Plaque, Sheffield United F.C., Cherry Street, Sheffield
Epilogue
There are few traces of Thomas Youdan left for us to see today. His Surrey Theatre was burned to the ground in 1865. The Crimean War memorial which he championed has been taken down and is in store, very badly damaged. The Alexandra Opera House was demolished in 1914. Only one rather blurred picture of Thomas survives, thanks to Councillor Frederick Bland (1860-1934) who photographed it from an original print in the Mitre Hotel, Change Alley in the 1920s. The Youdan Cup, lost for many years, was rediscovered in 1997 and now rightfully belongs to Hallam Football Club who bought it for £1,600 from a Scottish antiques collector. Sheffield United remember Thomas in one of a series of plaques on the perimeter fence at Bramall Lane where the final of the cup competition was played. His name is spelled Youden which, whether by accident or design, is the same spelling that was used to record his baptism and those of his nine siblings in the parish register at St. Oswald Parish Church, Kirk Sandal.
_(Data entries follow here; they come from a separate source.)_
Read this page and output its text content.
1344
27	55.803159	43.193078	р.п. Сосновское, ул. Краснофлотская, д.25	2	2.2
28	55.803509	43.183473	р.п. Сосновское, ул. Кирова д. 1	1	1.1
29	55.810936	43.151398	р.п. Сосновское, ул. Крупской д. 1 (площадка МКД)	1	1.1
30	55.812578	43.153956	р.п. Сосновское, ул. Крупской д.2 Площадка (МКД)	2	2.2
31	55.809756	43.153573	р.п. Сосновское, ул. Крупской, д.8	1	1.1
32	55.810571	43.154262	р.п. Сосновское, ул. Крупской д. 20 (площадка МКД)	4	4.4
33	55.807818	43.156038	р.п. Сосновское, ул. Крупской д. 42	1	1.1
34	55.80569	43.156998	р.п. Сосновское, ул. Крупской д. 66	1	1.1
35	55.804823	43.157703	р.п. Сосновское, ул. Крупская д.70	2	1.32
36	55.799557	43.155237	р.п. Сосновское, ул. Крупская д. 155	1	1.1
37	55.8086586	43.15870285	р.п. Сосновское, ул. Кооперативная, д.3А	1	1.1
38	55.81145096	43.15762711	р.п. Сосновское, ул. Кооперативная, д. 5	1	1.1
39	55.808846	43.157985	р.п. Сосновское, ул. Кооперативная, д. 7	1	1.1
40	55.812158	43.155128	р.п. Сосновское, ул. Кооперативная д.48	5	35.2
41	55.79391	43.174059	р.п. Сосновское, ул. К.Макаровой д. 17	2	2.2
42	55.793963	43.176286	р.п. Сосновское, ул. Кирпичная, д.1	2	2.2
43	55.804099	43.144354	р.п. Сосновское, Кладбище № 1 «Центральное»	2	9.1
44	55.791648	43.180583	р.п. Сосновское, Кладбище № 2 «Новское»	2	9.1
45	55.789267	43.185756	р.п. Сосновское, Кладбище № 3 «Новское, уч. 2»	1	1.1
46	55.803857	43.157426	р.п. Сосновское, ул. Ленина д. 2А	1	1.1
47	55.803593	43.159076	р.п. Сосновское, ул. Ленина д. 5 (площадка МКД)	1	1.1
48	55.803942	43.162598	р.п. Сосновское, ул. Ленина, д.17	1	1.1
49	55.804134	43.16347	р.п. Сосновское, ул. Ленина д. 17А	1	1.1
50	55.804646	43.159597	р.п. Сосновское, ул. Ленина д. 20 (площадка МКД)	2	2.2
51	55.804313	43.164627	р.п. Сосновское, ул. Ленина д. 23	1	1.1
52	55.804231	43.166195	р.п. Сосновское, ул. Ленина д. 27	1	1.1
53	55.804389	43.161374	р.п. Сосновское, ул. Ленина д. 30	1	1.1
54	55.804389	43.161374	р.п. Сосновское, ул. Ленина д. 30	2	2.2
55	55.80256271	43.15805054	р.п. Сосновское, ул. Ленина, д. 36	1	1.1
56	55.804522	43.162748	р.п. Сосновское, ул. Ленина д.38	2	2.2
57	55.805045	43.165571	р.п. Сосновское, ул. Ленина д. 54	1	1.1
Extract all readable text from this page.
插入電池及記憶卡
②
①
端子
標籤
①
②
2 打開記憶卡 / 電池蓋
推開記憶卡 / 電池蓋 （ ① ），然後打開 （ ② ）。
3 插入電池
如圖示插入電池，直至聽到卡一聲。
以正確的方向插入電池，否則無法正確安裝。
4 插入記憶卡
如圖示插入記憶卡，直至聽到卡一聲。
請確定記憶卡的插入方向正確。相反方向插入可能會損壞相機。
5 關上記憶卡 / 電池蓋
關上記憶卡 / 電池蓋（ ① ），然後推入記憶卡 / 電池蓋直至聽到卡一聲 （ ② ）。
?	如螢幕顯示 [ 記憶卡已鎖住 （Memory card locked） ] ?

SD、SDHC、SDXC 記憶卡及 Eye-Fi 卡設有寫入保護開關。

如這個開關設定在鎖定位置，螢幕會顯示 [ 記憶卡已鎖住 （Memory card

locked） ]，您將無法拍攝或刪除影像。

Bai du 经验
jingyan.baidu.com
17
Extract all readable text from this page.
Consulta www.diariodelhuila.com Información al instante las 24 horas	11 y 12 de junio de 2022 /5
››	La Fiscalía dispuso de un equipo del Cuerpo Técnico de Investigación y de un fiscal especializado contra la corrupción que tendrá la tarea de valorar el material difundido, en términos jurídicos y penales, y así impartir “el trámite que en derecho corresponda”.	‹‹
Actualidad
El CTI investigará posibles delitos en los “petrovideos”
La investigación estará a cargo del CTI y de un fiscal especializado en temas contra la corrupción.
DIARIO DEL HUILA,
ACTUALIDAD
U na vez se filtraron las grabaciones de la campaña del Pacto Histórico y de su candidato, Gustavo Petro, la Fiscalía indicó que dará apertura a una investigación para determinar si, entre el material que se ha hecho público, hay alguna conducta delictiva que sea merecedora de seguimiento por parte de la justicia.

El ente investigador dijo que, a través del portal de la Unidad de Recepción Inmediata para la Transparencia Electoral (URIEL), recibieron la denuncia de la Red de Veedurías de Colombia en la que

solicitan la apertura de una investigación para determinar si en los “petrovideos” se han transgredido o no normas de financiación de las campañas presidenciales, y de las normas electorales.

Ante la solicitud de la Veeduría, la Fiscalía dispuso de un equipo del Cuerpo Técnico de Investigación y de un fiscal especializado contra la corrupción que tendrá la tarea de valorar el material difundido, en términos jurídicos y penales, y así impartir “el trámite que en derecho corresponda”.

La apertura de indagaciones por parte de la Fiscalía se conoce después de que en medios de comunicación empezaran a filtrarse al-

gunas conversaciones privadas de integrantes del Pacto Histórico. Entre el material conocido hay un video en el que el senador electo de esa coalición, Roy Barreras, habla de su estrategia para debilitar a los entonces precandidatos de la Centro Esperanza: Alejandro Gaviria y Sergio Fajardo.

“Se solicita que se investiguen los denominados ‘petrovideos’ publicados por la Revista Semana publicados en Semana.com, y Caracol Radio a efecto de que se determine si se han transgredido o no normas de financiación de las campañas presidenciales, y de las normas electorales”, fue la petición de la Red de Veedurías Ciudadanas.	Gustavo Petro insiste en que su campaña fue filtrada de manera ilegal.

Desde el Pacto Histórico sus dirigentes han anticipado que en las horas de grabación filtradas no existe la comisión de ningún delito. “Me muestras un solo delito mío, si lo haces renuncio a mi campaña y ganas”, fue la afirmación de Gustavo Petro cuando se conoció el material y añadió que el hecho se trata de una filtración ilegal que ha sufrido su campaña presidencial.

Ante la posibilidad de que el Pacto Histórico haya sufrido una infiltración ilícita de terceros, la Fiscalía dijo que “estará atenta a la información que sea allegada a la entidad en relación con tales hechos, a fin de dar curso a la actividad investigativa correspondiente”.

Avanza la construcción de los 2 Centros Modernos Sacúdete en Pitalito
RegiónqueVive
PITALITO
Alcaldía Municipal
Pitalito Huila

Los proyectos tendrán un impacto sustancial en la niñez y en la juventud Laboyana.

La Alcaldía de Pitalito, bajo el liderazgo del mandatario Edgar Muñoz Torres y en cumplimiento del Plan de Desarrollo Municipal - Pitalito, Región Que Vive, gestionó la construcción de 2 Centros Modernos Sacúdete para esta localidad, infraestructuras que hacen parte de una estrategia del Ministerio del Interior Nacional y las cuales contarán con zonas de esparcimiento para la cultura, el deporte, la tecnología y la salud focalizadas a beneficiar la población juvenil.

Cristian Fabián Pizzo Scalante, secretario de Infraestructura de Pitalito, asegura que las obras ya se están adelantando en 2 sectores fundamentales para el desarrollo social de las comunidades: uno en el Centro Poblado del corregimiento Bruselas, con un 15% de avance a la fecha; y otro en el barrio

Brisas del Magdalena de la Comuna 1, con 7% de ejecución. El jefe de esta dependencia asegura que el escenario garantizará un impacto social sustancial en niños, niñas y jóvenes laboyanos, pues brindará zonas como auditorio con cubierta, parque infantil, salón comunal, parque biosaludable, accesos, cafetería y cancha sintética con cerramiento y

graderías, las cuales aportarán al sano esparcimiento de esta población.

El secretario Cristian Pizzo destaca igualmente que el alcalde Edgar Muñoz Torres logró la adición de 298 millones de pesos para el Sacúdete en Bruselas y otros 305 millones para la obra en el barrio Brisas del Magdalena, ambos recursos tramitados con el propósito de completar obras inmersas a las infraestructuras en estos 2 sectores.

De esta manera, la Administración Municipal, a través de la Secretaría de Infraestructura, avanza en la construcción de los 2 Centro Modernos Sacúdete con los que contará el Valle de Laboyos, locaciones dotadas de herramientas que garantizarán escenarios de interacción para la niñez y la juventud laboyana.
Some of the people we have researched are heroes and others are scoundrels. Thomas Youdan was both. He abused the licensing laws when it suited him; he was lucky not to be imprisoned for holding an illegal lottery; and he was found to have lied in court when he took advantage of a fifteen year old employee. He was also an energetic and imaginative man who made, lost and gave away fortunes and in so doing brought enjoyment to thousands of ordinary people in Sheffield which had a much richer music hall history than other provincial towns. He gave them a free museum and art gallery when there were none, and opera and drama at affordable prices. He supported the poor, sick, elderly, unemployed, and orphaned with real, practical assistance - money, tea, bread, cake, beef, soup, blankets, coal, even swedes and wheat. In his biography of Thomas Youdan for Totley Independent Issue 21 and its summary in Drawings of Historic Totley, Brian Edwards made no mention of the Youdan Cup nor of Thomas's philanthropy. Instead he remembered Thomas Youdan for his undercooked, monster cake. We think he deserves rather better.